The Zionists built their colonial project on two big lies: 1) that God promised the land to the Jews, and 2) that this was a “land without people for a people without land.” Their land-obsessed nationalism mimicked the “blood and soil” logic of their anti-Semitic persecutors.

The State of Israel was founded on the ashes of the terroristic destruction of hundreds of Palestinian villages and ethnic cleansing of almost a million Palestinians from the territory, which could not have happened without the crucial role played by Zionist paramilitary forces, some of whom literally modeled themselves on Italian fascists. Here’s how Israeli historian Tom Segev describes the horrible irony of 100,000 Jews, mostly Holocaust survivors, taking over Palestinian homes:

Free people—Arabs—had gone into exile and become destitute refugees; destitute refugees—Jews—took the exiles’ places as a first step in their new lives as free people. One group lost all they had, while the other found everything they needed—tables, chairs, closets, pots, pans, plates, sometimes clothes, family albums, books, radios, and pets. Most of the immigrants broke into the abandoned Arab houses without direction, without order, without permission. For several months the country was caught up in a frenzy of take-what-you-can, first-come, first served.

Israel, which has been a Nakba (a catastrophe) for the Palestinian people since day 1, and an unrelenting nightmare ever since—all while pretending to be an enlightened democracy for all—is now resolving the inherent contradiction in a “democratic Jewish state” by throwing off the democratic façade (which was always very thin) and implementing open Jewish fascism.

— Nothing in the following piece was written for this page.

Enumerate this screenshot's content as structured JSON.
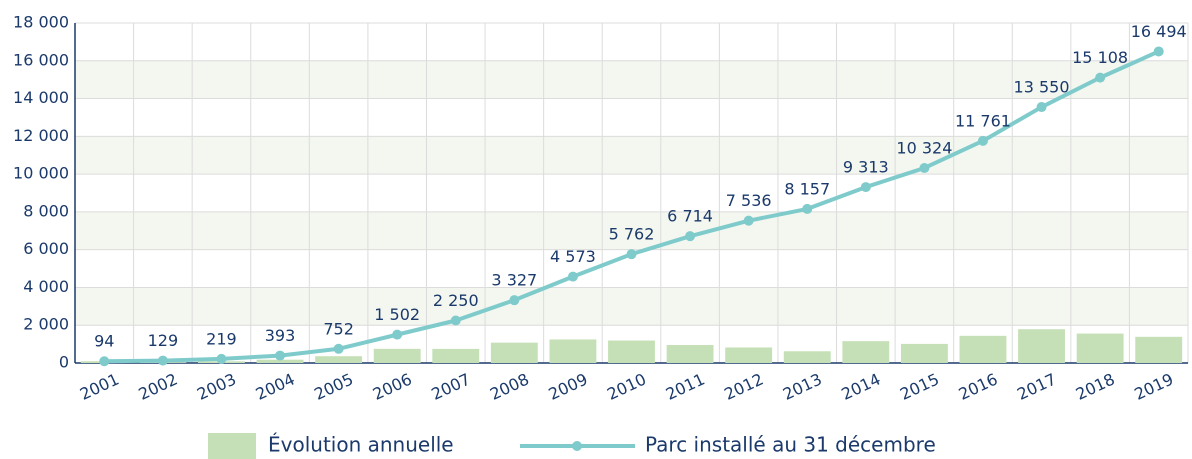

With the same logic of the Charlottesville Nazi chant, “the Jews will not replace us,” flipped and applied to Arabs, Israel’s new law declaring itself officially a “nation-state of the Jewish people” formalizes Jewish supremacy. Gaza turned into a giant concentration camp... repeated mass slaughters of Palestinians and the specter of mass “transfer” or even “final solutions”... the victims of Nazis, acting like Nazis. What a moral disaster!

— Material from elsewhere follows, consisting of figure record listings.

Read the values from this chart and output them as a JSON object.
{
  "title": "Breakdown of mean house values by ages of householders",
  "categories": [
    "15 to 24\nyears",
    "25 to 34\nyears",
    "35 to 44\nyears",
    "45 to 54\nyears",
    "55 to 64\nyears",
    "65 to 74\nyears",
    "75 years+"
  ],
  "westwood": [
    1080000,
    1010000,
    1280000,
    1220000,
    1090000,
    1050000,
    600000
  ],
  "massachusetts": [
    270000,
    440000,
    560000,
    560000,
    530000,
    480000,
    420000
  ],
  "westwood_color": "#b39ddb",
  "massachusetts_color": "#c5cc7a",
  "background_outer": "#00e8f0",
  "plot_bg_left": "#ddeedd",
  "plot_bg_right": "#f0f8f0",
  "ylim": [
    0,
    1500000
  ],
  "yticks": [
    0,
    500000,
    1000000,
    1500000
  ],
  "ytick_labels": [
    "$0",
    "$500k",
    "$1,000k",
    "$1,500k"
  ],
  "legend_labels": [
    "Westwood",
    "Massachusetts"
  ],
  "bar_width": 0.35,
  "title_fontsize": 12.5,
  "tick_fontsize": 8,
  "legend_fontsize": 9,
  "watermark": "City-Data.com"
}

And how did Israel’s leaders respond to the mass murder of 11 Jews in the Pittsburgh synagogue? Activists in Prime Minister Netanyahu’s Likud party circulated an email upholding the shooter’s rationale, blaming the synagogue for its involvement with the Hebrew Immigrant Aid Society, which the email said “encouraged immigration” and “acted against Trump,” thereby “encouraging anti-Semitism.” The main emissary from Israel that went to Pittsburgh after the shooting, Naftali Bennett, is a pro-Trump fascist notorious for whipping up a pogromist atmosphere against African migrants in Israel, who he calls “infiltrators” and accuses of spreading crime and rape (sound familiar?). The increasingly theocratic State of Israel’s “Chief Rabbi” refused to call the Tree of Life synagogue a “synagogue,” because it’s not the “Orthodox” branch of Judaism. Israel is proudly linked to fascist forces internationally—not only in the U.S. and now Brazil, but also more direct Nazi descendants in Hungary and Poland, for example—joining their chorus of anti-Semitic attacks on George Soros. For the Zionists, things have truly come full circle.

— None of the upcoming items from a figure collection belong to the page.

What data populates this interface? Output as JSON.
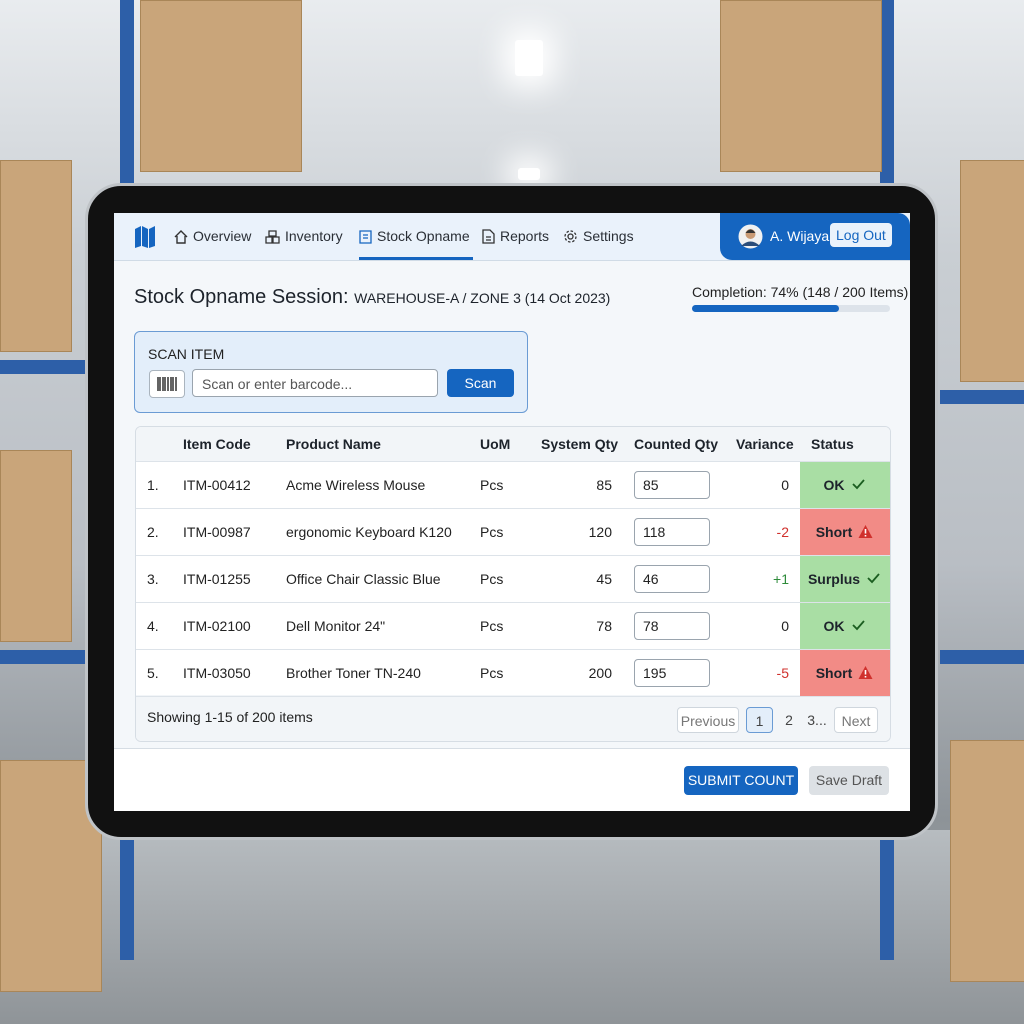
{
  "nav": {
    "items": [
      "Overview",
      "Inventory",
      "Stock Opname",
      "Reports",
      "Settings"
    ],
    "user": "A. Wijaya",
    "logout": "Log Out"
  },
  "session": {
    "title": "Stock Opname Session:",
    "location": "WAREHOUSE-A / ZONE 3 (14 Oct 2023)",
    "completion": "Completion: 74% (148 / 200 Items)",
    "progress": 74
  },
  "scan": {
    "label": "SCAN ITEM",
    "placeholder": "Scan or enter barcode...",
    "button": "Scan"
  },
  "table": {
    "headers": [
      "Item Code",
      "Product Name",
      "UoM",
      "System Qty",
      "Counted Qty",
      "Variance",
      "Status"
    ],
    "rows": [
      {
        "no": "1.",
        "code": "ITM-00412",
        "name": "Acme Wireless Mouse",
        "uom": "Pcs",
        "system": "85",
        "counted": "85",
        "variance": "0",
        "variance_color": "#222222",
        "status": "OK",
        "status_color": "#a9dea4",
        "status_icon": "check"
      },
      {
        "no": "2.",
        "code": "ITM-00987",
        "name": "ergonomic Keyboard K120",
        "uom": "Pcs",
        "system": "120",
        "counted": "118",
        "variance": "-2",
        "variance_color": "#d0312d",
        "status": "Short",
        "status_color": "#f28b86",
        "status_icon": "warning"
      },
      {
        "no": "3.",
        "code": "ITM-01255",
        "name": "Office Chair Classic Blue",
        "uom": "Pcs",
        "system": "45",
        "counted": "46",
        "variance": "+1",
        "variance_color": "#2e8b3a",
        "status": "Surplus",
        "status_color": "#a9dea4",
        "status_icon": "check"
      },
      {
        "no": "4.",
        "code": "ITM-02100",
        "name": "Dell Monitor 24\"",
        "uom": "Pcs",
        "system": "78",
        "counted": "78",
        "variance": "0",
        "variance_color": "#222222",
        "status": "OK",
        "status_color": "#a9dea4",
        "status_icon": "check"
      },
      {
        "no": "5.",
        "code": "ITM-03050",
        "name": "Brother Toner TN-240",
        "uom": "Pcs",
        "system": "200",
        "counted": "195",
        "variance": "-5",
        "variance_color": "#d0312d",
        "status": "Short",
        "status_color": "#f28b86",
        "status_icon": "warning"
      }
    ]
  },
  "footer": {
    "showing": "Showing 1-15 of 200 items",
    "pagination": [
      "Previous",
      "1",
      "2",
      "3...",
      "Next"
    ]
  },
  "actions": {
    "submit": "SUBMIT COUNT",
    "save": "Save Draft"
  }
}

As Bob Avakian has pointed out, there have been two responses to the Holocaust—two meanings to the idea “never again.” One response is, never again should something like this happen to anyone. The other response is, never again should this happen to us, and on that basis anything we do to others is justified. Where the latter one leads is on full display in the State of Israel.